We became friends the moment we met in Adelaide in 1969 when I was Curator of Paintings at the Art Gallery. I took Judy to lunch and we discovered that we had many things in common. I had a Hungarian grandmother and my mother was brought up in Vienna until she was 15.
We became close friends when my family and I moved to Sydney in 1980. Judy was an instinctive painter and attacked the canvas without making preliminary drawings as a ground plan. This gave her work freedom and freshness, but sometimes she painted herself into a corner. She needed a fresh eye to look at her composition and this is where I come in. Once the problem was identified Judy finished the painting in a flash.
I loved being summoned by Judy, who dubbed me her ‘muse’. I produced two books on her portraits, and organised a large exhibition of these portraits at the S.H. Ervin Gallery. It was opened by Michael Kirby and proved to be a great success.
Judy could paint a good portrait. She not only got the likeness, but also by some clairvoyant ability she could bring to the surface what was hidden in the sitter’s soul. If someone had murdered someone, this would be revealed in the face.
If you look at Judy’s painting of Morris West, you will see that his eyes show anxiety and distress. Judy and I could not understand why the portrait revealed this, until we discovered that unbeknown to Judy, Morris West was about to have a by-pass heart operation. This explained his inner turmoil.
Judy had a unique spiritual quality, which allowed her to overcome the resentment and bitterness that so many migrants developed, when they arrived in a new land where they had to begin at the bottom, having lost everything that they had achieved in their original homeland. Judy did not have a bad bone in her body and everyone who met her, loved her. She was a generous spirit. She loved discussing art, but she also had a great sense of humour and loved jokes. Nor was she averse to tell jokes against herself.
The best of these is the incident which occurred when she first won the Archibald Prize. There was a great deal of publicity involved. One day her doorbell rang and two people appeared at the doorstep. She invited them in, sat them down, offered them coffee, thinking that they were reporters who had come to interview her. Then she realised her mistake – they were Jehovah’s Witnesses. I don’t know how she got rid of them, but it would have been done with dignity.
When Judy joined the Pens and Pencils, a small group of artist that still meets once a month, I had the great pleasure of introducing her to Nora Heysen, who was the first woman to win the Archibald Prize – back in 1938. Nora was reserved and shy and it took a while for her to thaw, but they soon got on like a house on fire, and arranged their own weekly meetings at Judy’s house where they drew from the model.

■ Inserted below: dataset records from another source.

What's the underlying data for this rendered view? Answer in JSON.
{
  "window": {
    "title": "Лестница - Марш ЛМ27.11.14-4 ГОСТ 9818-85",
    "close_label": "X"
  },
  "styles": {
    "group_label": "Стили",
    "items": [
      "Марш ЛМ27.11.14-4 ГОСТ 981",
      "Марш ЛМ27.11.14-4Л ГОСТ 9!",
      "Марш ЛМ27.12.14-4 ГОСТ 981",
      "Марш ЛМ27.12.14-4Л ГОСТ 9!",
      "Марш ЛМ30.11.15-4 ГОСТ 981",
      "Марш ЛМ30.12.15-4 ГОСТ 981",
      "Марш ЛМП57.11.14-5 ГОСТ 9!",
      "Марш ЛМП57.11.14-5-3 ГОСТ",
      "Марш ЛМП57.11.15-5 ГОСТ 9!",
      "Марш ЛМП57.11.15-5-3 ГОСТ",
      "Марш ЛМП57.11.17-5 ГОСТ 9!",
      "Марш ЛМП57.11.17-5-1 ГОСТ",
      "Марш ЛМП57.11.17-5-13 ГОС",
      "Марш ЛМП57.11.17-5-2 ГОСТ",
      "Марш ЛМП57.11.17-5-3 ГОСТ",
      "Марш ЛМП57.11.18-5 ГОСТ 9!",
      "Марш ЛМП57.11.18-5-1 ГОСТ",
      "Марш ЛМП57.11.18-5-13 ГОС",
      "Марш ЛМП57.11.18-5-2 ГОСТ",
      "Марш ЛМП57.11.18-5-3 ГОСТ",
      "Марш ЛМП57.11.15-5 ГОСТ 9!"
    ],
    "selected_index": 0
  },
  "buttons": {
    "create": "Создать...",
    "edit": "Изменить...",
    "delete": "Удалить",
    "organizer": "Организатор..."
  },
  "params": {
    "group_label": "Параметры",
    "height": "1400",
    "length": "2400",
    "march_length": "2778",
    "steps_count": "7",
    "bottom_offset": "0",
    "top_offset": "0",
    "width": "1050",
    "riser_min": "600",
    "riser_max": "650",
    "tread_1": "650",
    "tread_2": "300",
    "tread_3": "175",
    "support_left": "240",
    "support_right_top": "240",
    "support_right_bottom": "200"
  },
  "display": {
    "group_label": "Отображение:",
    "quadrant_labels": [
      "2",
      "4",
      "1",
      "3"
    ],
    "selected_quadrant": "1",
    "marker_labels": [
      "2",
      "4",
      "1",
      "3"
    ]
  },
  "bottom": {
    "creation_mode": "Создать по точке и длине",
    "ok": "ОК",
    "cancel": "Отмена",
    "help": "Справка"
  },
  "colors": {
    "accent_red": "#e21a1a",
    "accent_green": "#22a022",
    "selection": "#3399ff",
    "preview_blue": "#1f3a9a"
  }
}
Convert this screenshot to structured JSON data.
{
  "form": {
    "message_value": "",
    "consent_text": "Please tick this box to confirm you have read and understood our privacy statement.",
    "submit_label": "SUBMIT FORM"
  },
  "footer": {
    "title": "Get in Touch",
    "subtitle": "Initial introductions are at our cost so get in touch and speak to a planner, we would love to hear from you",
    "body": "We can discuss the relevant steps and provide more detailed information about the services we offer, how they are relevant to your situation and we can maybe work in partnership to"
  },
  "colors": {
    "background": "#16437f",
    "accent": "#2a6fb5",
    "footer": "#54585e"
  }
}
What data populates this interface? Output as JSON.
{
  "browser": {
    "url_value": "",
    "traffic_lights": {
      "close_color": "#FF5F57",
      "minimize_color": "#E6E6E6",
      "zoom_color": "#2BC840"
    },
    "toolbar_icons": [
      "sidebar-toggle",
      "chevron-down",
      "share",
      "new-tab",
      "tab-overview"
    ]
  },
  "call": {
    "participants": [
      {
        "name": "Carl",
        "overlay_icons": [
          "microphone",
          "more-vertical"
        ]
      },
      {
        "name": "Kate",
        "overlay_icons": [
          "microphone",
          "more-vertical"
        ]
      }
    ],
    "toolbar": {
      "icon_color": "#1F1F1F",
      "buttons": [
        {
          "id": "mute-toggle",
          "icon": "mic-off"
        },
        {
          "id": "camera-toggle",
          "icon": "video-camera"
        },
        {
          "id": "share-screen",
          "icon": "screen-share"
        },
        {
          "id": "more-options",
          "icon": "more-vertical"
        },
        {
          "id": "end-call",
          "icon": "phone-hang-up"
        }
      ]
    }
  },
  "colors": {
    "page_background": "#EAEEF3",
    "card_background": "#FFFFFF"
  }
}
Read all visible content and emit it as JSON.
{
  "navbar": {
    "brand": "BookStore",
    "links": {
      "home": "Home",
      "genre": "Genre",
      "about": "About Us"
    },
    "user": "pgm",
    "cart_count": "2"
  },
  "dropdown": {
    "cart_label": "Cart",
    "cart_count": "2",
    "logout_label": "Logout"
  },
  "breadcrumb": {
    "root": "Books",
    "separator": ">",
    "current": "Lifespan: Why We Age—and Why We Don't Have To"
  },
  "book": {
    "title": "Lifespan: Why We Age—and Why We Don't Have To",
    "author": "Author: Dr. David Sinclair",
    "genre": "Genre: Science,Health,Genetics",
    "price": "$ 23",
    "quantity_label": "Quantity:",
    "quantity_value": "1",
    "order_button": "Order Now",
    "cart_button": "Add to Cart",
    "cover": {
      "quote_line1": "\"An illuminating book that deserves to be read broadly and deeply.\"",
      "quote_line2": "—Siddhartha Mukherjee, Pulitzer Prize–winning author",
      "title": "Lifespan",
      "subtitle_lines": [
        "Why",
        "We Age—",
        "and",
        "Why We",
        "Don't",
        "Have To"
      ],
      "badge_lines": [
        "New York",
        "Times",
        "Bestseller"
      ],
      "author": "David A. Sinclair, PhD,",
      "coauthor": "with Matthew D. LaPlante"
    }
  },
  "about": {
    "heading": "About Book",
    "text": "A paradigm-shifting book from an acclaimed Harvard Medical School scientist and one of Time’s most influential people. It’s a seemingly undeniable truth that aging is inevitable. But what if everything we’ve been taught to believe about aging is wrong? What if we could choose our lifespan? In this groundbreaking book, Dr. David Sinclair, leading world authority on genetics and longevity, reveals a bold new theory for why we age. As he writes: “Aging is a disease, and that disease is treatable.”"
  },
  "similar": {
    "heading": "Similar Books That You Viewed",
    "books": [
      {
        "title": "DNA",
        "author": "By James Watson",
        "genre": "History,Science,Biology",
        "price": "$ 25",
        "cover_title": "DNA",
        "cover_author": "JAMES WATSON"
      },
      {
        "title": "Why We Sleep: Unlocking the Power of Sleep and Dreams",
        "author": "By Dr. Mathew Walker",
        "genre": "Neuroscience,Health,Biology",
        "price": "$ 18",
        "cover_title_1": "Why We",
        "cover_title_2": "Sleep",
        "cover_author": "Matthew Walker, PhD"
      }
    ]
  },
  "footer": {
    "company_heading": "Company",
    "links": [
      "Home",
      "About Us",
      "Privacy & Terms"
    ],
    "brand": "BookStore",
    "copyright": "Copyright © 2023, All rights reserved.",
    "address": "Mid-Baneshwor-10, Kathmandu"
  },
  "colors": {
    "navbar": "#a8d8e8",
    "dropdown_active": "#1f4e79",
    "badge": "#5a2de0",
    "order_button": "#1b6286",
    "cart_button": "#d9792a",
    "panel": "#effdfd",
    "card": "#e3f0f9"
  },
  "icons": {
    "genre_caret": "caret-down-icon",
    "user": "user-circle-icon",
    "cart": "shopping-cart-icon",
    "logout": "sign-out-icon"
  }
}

Judy kept a diary, which is much more extensive than the tip of the iceberg which has been published. We are all in there and will live forever in the pages of these volumes. She had a phenomenal memory.
I got on as well with Jansci as with Judy –for lunches at Judy’s, Jansci went to Double Bay to get the rye bread that I liked. He always came back with two loaves, one for lunch and one to give to me to take home. One day, some twenty years ago at one of these lunches, suddenly Judy came out with some reflections about human character by the Hungarian writer Ferenc Mora.
According to Mora:
If you are not innocent by the age of 10
beautiful by the age of 20
strong by the age of 30
brainy by the age of 40
rich by the age of 50
and a saint by the age of 60
You will NEVER be.
Thinking of this and of Judy, it occurred to me that this is a perfect portrait of Judy herself, and that we will always remember her for just these qualities: innocent, beautiful, strong, rich, and a saint.